Dans le premier roman de Marie Vingtras (1), un enfant disparaissait pendant une tempête de neige, en Alaska. Dans celui-ci, on retrouve le corps d’une jeune fille flottant, comme celui d’Ophélie, sur les eaux de la rivière qui traverse une petite ville américaine. Encore un roman américain !… J’ai déjà eu l’occasion de m’interroger (2) sur la curieuse manie, chez certains écrivains français, consistant à feindre l’appartenance à un autre pays, à une autre culture, et, bien qu’ils écrivent en français, à une autre langue. De préférence l’anglais des États-Unis. Ceux-ci seraient-ils devenus, dans l’esprit de nos auteurs, le pays du romanesque ? Seraient-ils plutôt, on frémit à le supposer, le pays des séries américaines ?…

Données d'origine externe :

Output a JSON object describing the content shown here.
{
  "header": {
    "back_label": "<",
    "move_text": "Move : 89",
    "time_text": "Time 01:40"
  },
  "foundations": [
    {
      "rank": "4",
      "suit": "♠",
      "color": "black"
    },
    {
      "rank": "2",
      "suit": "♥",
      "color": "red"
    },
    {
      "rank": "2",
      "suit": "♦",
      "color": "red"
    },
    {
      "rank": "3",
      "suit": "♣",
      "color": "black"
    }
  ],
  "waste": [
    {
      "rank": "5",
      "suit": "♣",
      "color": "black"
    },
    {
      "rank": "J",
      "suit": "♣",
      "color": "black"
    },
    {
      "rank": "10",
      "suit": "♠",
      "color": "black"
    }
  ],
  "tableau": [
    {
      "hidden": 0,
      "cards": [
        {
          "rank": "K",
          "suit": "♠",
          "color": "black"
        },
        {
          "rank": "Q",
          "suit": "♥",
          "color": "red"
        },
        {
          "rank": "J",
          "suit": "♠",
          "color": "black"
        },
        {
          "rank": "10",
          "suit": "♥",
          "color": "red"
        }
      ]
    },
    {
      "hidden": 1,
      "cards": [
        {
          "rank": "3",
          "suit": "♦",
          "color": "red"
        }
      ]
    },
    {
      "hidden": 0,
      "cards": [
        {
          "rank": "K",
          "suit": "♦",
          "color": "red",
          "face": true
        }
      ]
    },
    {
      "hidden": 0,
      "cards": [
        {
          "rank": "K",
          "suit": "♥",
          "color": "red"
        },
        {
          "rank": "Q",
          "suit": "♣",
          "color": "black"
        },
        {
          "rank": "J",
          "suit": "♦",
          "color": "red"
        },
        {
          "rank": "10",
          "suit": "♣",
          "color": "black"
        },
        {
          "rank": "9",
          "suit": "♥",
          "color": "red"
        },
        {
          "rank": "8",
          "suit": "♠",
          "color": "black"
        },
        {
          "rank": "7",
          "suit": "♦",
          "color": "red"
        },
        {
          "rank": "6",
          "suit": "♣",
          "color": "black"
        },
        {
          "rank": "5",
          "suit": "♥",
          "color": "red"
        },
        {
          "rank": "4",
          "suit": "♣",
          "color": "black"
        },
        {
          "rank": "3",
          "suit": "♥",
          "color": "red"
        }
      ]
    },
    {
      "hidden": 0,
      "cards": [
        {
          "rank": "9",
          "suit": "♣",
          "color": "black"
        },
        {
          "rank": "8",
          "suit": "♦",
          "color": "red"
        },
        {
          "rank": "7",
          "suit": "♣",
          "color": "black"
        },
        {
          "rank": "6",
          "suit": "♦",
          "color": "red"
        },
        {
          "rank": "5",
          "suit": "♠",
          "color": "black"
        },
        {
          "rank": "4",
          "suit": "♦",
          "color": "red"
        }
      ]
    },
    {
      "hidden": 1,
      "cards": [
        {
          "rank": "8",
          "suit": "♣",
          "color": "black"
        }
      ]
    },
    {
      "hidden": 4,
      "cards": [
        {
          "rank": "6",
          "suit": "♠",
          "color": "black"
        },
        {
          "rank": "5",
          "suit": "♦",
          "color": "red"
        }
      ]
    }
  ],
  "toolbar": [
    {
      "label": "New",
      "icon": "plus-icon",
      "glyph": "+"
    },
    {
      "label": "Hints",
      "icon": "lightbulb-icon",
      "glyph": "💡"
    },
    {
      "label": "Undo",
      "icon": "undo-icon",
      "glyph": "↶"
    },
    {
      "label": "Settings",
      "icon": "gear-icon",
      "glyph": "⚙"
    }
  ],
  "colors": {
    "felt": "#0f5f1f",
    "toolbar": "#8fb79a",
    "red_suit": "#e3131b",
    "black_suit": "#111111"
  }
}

On se pose ces questions en abordant, avec un peu d’agacement, ce qui s’annonce d’abord comme étant de l’ordre du pastiche. Puis, peu à peu, on oublie que l’auteure est française. C’est qu’elle fait bien son travail d’écrivaine américaine, Marie Vingtras. C’est-à-dire aussi son travail d’écrivaine tout court. Au point qu’on finit par se dire que, mon Dieu, si cet emprunt d’une identité transatlantique est, comme son pseudonyme emprunté à Vallès, le masque nécessaire qu’elle doit porter pour écrire… pourquoi pas.
Chacun son roman
Dans son roman, il y a quatre romans. Il y a l’histoire de Lauren, la shérif de la ville. Elle mène l’enquête sur la mort d’Ophélie, laquelle, en fait, s’appelle Leo. Lauren voudrait « pouvoir sauver toutes les femmes, surtout celles qui ne rentr[ent] pas dans les clous ». Cependant la femme de sa vie, Janis, aimerait qu’elles aient un enfant, et elle non. C’est là son problème.
Le problème de Benjamin Chapman, c’est sa mère. Celle-ci s’applique avec tant d’efficacité à façonner la vie de son fils que ce dernier n’a d’autre ressource que de la détruire, à coups de liaisons à haut risque avec des adolescentes mineures. C’est après une telle aventure qu’il a dû quitter New York et son existence brillante de jeune auteur à succès pour aller se terrer dans la ville des Âmes féroces, en tant que… professeur de lycée. Drôle d’idée. Surtout que « même dans les coins perdus la vie vous joue des tours et rebat les cartes » : parmi ses élèves, il y aura Leo et Emmy.